Nearby, Anhuset snorted on choked laughter. Brishen turned to stare at the rider’s diminishing figure. “Hardly. That wasn’t a display of affection but of outrage. I didn’t ask her leave to depart Haradis.” He motioned to Anhuset. “Keep moving. Milling about in the middle of the road won’t get us to Saggara any faster.”
They traveled for three nights after that without incident, riding across a wide plain covered in a sea of dropseed grass. Tall as a horse’s flanks, the grass stems swayed and caressed as they passed, whispering ghostly endearments in the darkness. In the distance, tussocks rose like static swales on the dropseed ocean, and Brishen pointed out a tor crowned by slender menhirs gleaming white in the moonlight.

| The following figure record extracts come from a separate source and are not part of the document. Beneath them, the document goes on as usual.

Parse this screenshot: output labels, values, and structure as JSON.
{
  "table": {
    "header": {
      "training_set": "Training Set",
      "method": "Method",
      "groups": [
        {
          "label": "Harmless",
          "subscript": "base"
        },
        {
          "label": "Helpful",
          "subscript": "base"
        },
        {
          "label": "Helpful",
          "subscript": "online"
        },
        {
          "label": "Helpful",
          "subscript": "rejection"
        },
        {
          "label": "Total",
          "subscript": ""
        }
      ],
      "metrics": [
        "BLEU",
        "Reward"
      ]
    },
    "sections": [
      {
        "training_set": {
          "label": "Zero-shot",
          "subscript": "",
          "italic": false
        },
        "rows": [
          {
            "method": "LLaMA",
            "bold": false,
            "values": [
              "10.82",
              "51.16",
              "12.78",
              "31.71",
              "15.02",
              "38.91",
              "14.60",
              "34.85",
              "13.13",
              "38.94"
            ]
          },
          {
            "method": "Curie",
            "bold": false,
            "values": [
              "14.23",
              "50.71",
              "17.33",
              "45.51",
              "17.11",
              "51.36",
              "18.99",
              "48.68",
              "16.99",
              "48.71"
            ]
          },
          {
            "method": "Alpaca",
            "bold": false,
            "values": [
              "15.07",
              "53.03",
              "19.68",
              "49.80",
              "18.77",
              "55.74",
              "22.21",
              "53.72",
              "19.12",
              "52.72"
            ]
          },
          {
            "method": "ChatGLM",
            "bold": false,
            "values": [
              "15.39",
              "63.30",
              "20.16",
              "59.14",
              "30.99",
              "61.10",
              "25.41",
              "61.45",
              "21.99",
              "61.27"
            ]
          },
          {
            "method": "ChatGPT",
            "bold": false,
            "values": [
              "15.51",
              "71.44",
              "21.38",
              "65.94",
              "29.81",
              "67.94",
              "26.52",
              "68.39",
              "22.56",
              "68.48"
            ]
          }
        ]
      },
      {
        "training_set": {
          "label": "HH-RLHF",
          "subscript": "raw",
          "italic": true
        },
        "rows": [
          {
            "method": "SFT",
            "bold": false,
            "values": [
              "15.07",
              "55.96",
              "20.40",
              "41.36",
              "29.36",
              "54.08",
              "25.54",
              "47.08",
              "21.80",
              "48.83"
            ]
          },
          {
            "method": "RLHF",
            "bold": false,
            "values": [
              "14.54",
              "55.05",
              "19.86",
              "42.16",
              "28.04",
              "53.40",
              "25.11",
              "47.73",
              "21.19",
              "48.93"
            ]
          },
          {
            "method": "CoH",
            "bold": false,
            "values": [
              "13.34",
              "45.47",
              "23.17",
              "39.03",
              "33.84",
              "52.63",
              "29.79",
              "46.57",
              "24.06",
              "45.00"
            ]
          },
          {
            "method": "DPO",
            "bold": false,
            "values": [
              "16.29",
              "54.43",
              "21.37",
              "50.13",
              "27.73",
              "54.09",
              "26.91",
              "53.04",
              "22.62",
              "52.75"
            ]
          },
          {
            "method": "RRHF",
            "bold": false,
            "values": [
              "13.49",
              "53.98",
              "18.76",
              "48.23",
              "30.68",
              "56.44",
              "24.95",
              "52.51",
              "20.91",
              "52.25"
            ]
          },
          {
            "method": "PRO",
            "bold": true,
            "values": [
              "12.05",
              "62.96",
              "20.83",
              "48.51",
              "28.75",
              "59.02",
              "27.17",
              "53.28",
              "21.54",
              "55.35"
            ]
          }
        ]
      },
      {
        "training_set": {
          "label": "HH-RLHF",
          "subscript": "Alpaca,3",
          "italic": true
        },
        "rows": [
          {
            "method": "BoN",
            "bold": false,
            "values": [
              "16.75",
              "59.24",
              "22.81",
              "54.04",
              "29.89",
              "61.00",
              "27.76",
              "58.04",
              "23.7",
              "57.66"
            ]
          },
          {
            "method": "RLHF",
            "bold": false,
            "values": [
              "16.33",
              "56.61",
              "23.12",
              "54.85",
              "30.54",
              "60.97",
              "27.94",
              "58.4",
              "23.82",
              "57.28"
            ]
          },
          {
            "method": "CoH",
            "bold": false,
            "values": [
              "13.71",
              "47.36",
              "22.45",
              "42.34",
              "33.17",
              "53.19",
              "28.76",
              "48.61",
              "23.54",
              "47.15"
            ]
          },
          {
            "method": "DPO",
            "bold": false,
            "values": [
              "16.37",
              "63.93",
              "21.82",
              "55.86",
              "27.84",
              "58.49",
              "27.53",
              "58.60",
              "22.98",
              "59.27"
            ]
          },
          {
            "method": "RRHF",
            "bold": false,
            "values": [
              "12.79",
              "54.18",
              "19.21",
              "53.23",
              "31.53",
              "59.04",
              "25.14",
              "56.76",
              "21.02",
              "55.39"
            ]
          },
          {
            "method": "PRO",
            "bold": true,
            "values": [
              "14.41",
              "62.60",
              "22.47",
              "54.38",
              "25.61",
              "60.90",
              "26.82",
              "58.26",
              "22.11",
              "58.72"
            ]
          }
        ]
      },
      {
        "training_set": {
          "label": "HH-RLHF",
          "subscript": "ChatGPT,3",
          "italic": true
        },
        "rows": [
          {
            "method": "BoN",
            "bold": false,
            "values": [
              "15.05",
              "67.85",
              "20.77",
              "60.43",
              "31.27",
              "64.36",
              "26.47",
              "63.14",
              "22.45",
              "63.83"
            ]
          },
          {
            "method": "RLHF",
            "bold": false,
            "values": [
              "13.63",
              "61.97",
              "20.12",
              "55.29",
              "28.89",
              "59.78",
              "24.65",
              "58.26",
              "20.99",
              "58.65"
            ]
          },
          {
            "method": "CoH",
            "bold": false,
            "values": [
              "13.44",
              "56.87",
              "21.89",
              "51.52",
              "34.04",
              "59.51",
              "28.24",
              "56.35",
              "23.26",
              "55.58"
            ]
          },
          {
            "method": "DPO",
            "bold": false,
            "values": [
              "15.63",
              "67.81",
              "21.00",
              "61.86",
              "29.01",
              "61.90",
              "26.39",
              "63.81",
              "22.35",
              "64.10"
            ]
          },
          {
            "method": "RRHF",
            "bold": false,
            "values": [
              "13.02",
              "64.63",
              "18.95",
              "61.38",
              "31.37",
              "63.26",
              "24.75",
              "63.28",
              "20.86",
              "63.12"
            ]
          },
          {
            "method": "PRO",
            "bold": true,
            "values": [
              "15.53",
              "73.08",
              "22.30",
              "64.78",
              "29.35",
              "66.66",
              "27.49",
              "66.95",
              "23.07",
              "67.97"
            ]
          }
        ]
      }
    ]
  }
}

“Built by one of the Elder races—the Gullperi, or so the legend goes. The last clan vanished from these lands five hundred years ago.”
“The Kai are one of the Elder races, aren’t they?” Ildiko’s blue eyes were silver in the night’s gloom.
“Yes, though our magic is but a fraction of what the Gullperi’s was. I’ve been to the crown on the tor. Power still breathes there.”
He’d gone only once and returned home with the scent of magery heavy in his nostrils and strong on his skin. Anhuset still swore he glowed in the dark for a fortnight following that foray.
Brishen’s excitement grew as the miles flew behind them, and they drew closer to Saggara. A gentle slope on the plain rose and the estate came into view. Fronted by young Solaris oaks planted by Kai gardeners a hundred years earlier and flanked by an orchard of sour oranges gone wild, the sprawling fortress shone as pale under the moon as the menhirs on the tor. Once his grandfather’s summer palace, Saggara had passed to Brishen by Djedor’s edict, and he’d embraced it as his own.
A pair of crows fluttered skyward out of the trees, cawing their protests at being woken by the sound of horse’s hooves.
Their party paused on the highest point of the low rise. Brishen turned to Ildiko whose gaze remained frozen on the fortress. “Welcome to Saggara, wife; my home. And now yours.”